India also has a number of hidden strengths. Regime stability is a controversial question in China, with many Westerners and some Chinese prediciting that the Communist Party will have to reform or collapse. Whether such bleak scenarios are true or not this issue has no hold over India, which has enjoyed 70 years of stable democratic rule.

In strategic terms India is able to play the role of an offsider. China today appears to believe that it can force the US out of Asia, and that if it does so it will be the regional hegemon. The first proposition is highly debatable. The second is geographically illiterate.
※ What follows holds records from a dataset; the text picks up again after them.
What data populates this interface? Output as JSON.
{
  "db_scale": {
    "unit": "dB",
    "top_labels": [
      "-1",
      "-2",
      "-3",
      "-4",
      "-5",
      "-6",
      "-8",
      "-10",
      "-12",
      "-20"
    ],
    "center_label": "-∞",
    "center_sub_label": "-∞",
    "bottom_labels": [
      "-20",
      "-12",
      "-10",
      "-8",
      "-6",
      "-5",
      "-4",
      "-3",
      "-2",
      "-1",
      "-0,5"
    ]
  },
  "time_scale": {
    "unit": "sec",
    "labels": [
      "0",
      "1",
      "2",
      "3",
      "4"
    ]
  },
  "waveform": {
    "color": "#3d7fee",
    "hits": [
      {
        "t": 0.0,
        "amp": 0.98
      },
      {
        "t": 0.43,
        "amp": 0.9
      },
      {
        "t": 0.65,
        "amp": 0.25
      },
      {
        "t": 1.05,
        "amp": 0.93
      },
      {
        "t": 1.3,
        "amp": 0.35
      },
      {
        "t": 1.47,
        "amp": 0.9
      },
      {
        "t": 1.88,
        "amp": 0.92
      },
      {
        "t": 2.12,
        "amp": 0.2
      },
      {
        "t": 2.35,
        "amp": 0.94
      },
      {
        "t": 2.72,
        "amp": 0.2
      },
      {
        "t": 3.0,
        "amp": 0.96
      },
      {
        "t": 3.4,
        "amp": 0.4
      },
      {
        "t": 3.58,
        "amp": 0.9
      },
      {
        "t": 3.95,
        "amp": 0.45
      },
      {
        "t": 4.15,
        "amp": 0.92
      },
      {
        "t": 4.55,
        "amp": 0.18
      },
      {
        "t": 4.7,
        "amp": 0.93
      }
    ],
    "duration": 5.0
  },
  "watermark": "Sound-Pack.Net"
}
India is fundamentally tied to Asia in a way that the United States is not. If and until China can work out how to send the Indian subcontinent back towards Antarctica, Asia will be home to two billion-strong giants; neighbours who inhabit the same geographic space.

Many nations in Asia are today turning to the US for support. The issues in the South and East China Seas are largely working to the US’ diplomatic favour, with many historically unfriendly Asian nations such as Vietnam seeking Washington’s support. It would be folly to think that even if shorn of the US, these nations would not just turn to the next best thing.

The emerging reality in Asia is not bipolar or even unipolar, but multipolar. Even if China succeeded in forcing the US out, other competitors most of all India would emerge to take its place. Failing to take other powers into consideration only makes openings for them.

Those looking to catch a glimpse of who will be playing ringmaster in the Asia-Pacific would be wise to check in with the elephant.

Dominic Huntley is a fourth year Asia Pacific Security studies and International Relations student at the Australian National University.